JUASまとめ、「40代以上」過半数超え
 増員ながらも進むIT人材の高齢化―。日本情報システム・ユーザー協会(JUAS)がまとめた「企業IT動向調査」によると、IT部門の増員傾向を示す値は2018年度が過去10年間で最大だった。IT要員が「増加」と回答した割合から「減少」と回答した割合を差し引いた「DI値」による比較で、18年度は前年度比3.3ポイント増の12.7ポイントだった。年齢構成は40代以上がIT部門の中心となる企業が半数を超えるなど、高齢化の影響が一段と鮮明となった。

 IT部門の要員増加傾向は6年連続。ビジネスのデジタル化とともに、デジタル変革(DX)に焦点が当たり、IT投資が活発化する中で、企業のIT部門の増強が進んだのが背景。IT部門に対し、企業の情報子会社は18年度のDI値が前年度実績を下回ったものの、15・5ポイントと依然として高い水準だった。

 IT要員の年齢構成の内訳は、40代、50代以上が中心の企業が半数超だった。調査では、要員全体の50%以上を占めている年代がある企業は「当該の年代中心」、各年代とも同様の比率の場合は「均等」と分類し、IT部門と情報子会社のそれぞれの要員の「中心年代」を調べた。これによると、情報子会社は均等が63・8%に上り、「年代のバランスが取れている企業が多かった」のに対し、IT部門は均等が28・0%に留まった。多かったのは40代中心(32・9%)、50代以上中心(18・3%)。国内の高齢化の影響がIT部門の要員にもはっきりと現れた。
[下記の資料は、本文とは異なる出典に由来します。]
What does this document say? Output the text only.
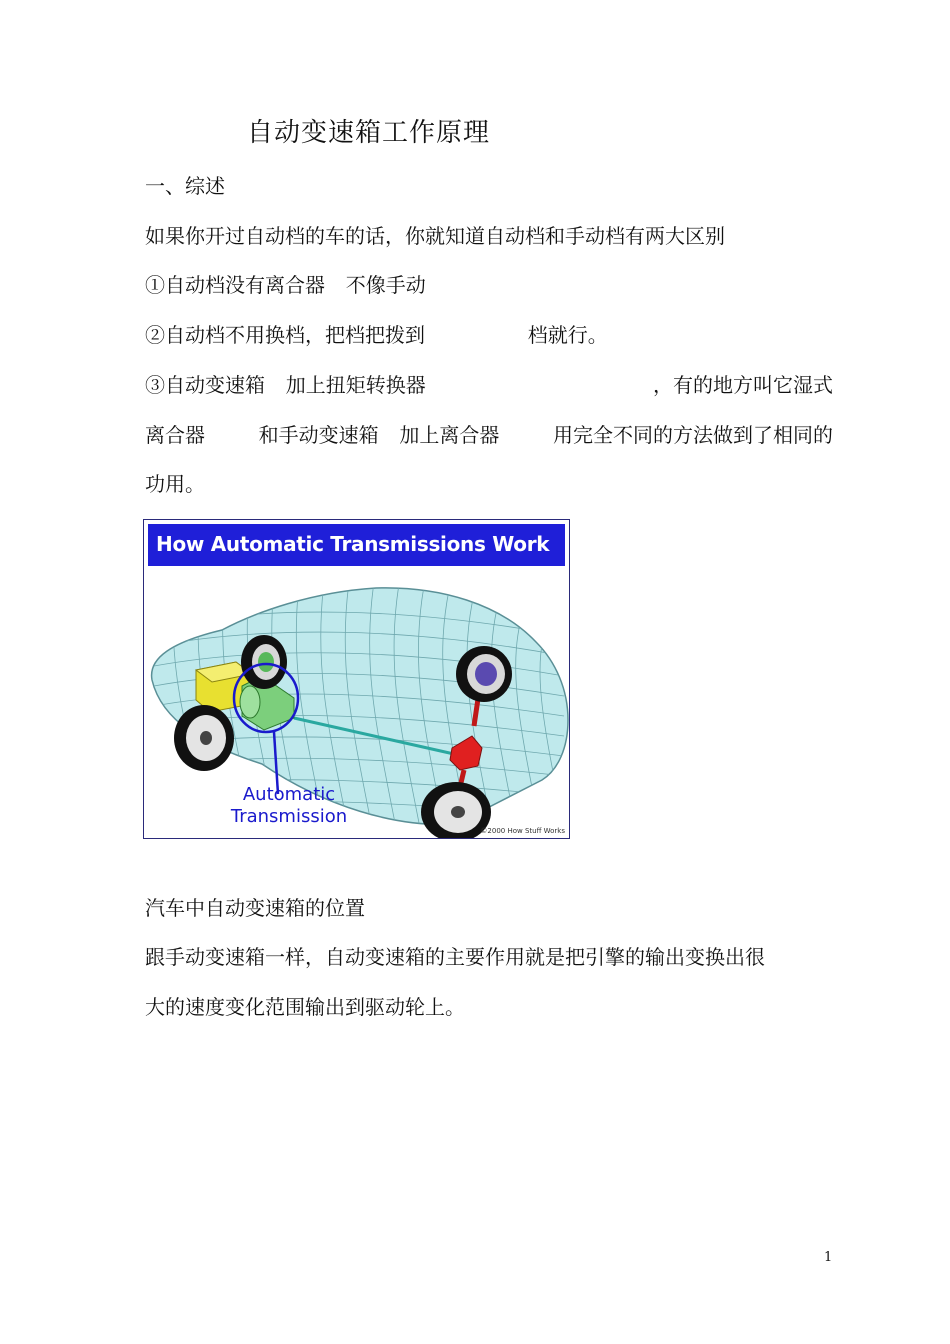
自动变速箱工作原理
一、综述
如果你开过自动档的车的话，你就知道自动档和手动档有两大区别
①自动档没有离合器 不像手动
②自动档不用换档，把档把拨到	档就行。
③自动变速箱 加上扭矩转换器	，有的地方叫它湿式
离合器	和手动变速箱 加上离合器	用完全不同的方法做到了相同的
功用。
How Automatic Transmissions Work
Automatic
Transmission
©2000 How Stuff Works
汽车中自动变速箱的位置
跟手动变速箱一样，自动变速箱的主要作用就是把引擎的输出变换出很
大的速度变化范围输出到驱动轮上。
1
 シニア人材に関しては、現状と5年後を調査したところ、現状で役職定年が要員全体の5%以上と回答した企業の割合を合計すると18・6%。これが5年後には33・4%に増加する。20%以上と回答した企業の合計も5年後は1割を超えた。

 定年後の再雇用・雇用延長の割合はさらに多かった。全体の5%以上と回答した企業は現状で27・0%、5年後は43・5%。30%以上の合計も10・4%と1割以上に達した。

 調査は東証1部上場企業とそれに準ずる企業の4000社が対象で、IT人材に関する有効回答数は1036社だった。最終集計は4月上旬に公表する。